While the housekeeper tends to your mother, you disappear into your room. In there, you rush into the corner inside your closet, behind the colorful dresses you never wear. There you painfully dig your nails across your arm, trading one pain for another. You hide the self-inflicted wounds with a long sleeve and get out of your hiding space. That’s the only space that belongs to you. The rest is all hers. Even after decades of living there, not even your room is yours.
You find your mother sitting in your bed, “I got you new clothes.”
She drops the dresses on the bed before you even reach for them. She leaves the room with a grin on her face. You don’t want to question the nice gesture, but you still inspect the dresses. They are two sizes too small. You hear her chuckle from outside the door.
There’s a new determination in you. You sit at the desk and begin to write.

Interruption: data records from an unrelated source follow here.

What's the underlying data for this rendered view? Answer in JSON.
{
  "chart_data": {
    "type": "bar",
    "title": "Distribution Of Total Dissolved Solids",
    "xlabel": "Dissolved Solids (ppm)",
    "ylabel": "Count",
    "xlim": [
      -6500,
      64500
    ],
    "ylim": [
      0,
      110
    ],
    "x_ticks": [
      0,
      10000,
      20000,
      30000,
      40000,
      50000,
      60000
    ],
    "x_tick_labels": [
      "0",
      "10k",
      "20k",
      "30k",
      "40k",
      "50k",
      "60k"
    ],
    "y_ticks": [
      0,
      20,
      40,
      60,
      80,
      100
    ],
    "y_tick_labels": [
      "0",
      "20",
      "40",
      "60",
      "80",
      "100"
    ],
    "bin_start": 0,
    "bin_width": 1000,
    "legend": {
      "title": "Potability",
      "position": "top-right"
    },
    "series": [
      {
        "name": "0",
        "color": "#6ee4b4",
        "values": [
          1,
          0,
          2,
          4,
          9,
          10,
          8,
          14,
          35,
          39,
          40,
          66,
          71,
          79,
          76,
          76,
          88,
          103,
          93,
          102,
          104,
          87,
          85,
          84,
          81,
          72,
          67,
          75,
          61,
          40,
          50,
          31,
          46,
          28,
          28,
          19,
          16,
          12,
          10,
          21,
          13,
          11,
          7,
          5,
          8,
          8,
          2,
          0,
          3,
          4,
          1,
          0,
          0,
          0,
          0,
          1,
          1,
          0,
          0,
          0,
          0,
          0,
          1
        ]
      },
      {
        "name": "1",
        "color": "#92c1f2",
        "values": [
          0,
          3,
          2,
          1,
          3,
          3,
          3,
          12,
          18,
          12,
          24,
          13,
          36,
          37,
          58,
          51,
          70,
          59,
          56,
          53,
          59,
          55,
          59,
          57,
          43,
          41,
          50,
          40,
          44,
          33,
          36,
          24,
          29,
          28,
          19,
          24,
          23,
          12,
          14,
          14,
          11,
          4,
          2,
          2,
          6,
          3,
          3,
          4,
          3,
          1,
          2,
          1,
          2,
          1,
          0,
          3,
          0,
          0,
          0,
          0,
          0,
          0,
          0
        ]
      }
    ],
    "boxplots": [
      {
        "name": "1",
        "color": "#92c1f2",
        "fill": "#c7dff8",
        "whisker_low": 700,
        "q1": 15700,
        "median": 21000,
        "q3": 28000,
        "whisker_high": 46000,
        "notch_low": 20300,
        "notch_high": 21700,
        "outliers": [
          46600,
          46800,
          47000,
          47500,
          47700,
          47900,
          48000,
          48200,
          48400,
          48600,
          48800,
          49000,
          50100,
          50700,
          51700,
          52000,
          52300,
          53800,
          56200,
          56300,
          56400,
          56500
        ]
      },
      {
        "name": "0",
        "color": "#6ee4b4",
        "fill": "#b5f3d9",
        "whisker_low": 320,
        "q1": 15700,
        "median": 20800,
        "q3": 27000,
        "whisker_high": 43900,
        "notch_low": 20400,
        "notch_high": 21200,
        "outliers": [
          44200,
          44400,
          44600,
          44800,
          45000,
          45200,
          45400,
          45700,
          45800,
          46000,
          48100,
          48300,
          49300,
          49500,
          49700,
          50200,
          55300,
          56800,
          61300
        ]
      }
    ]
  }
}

It is nearly midnight when a strange man drags you from your room to the living room. He throws you into the pile of trembling people in the corner of the room. There is an odd iron smell in the air. The room usually smells like your mother’s perfume-a sweet, yet terrifying scent. The incessant whimpers from the staff immediately make you realize that a tragedy has already occurred, however, you don’t check who or how many are already dead. Your housekeeper tries to put her arms around you, but you don’t let her. You try to keep your eyes on the ground, then again, hearing your mother’s pleas make you look up. The men pull your mother away from the small group. Their screams almost didn’t let you hear the man demanding the combination to the safe box. Your mother cries as one of the men try to shake the answer out your mother.
The leader of the intruders slaps her to the ground. Your mother continues to whimper; this makes the man clenched his fists and yells the same question.
You sit up at the same moment as some remaining members of the staff start to rock back and forth; one or two are wrapping their arms around them. Nevertheless, the commotion behind you doesn’t interrupt your focus at all.
The distant sound of your housekeeper’s voice begs you to avert your eyes. You shake your head. NO. Not looking is their thing. What they always do. They walk past the beating and look away. You are going to watch.
With eyes fixed on the scene, you savor each hit. If they continue with the treatment, soon her body will match yours; then, she won’t be able to correct people when they disgustingly comment how you two are practically twins.
Your dead father was wrong. These men aren’t brutes; instead, they are avenging angels. You move closer to his body, wanting to shake him to wake up. He needs to open his eyes and witness how that woman truly deserves to be treated. You give up in order to start counting each bruise. You want to make sure each of her matches one of yours.
The first avenging bruise forms at her neck. The man yanks your necklace off with the same force she took it from your own neck.
Licking your lips, you watch as her tears fall on the marble floor; the same floor that tasted your bitter tears when she gave away your puppy.
The first kick intends to avenge the time she hit you while calling you useless.
The second kick intends to avenge the numerous times she cruelly shouted that you were a demon sent to ruin her life.
The third kick intends to avenge all the times she manipulated you into believing that you weren’t worthy of being loved; how easily she convinced you that it was your own fault for being unlovable.
You gasped at the same time as she did. The man is now wrapping his hands around her throat. This one clearly is a punishment for the time you wrapped a pillow around your head in an attempt to suffocate yourself, trying desperately to drown her vile words.
Your mother stops digging her nails into the guy’s arms. She manages to grab the man’s pistol and without thinking, she throws the weapon into your direction. He was the only one armed because all of them run to grab the gun, but you beat them to it.
You pulled the trigger in the same rapid succession you clicked the pen you used to write your suicide letter-the letter you left unfinished because the man dragged you away from your desk.
The police arrive a few minutes after the neighbors make the call.
The intruders have left empty-handed.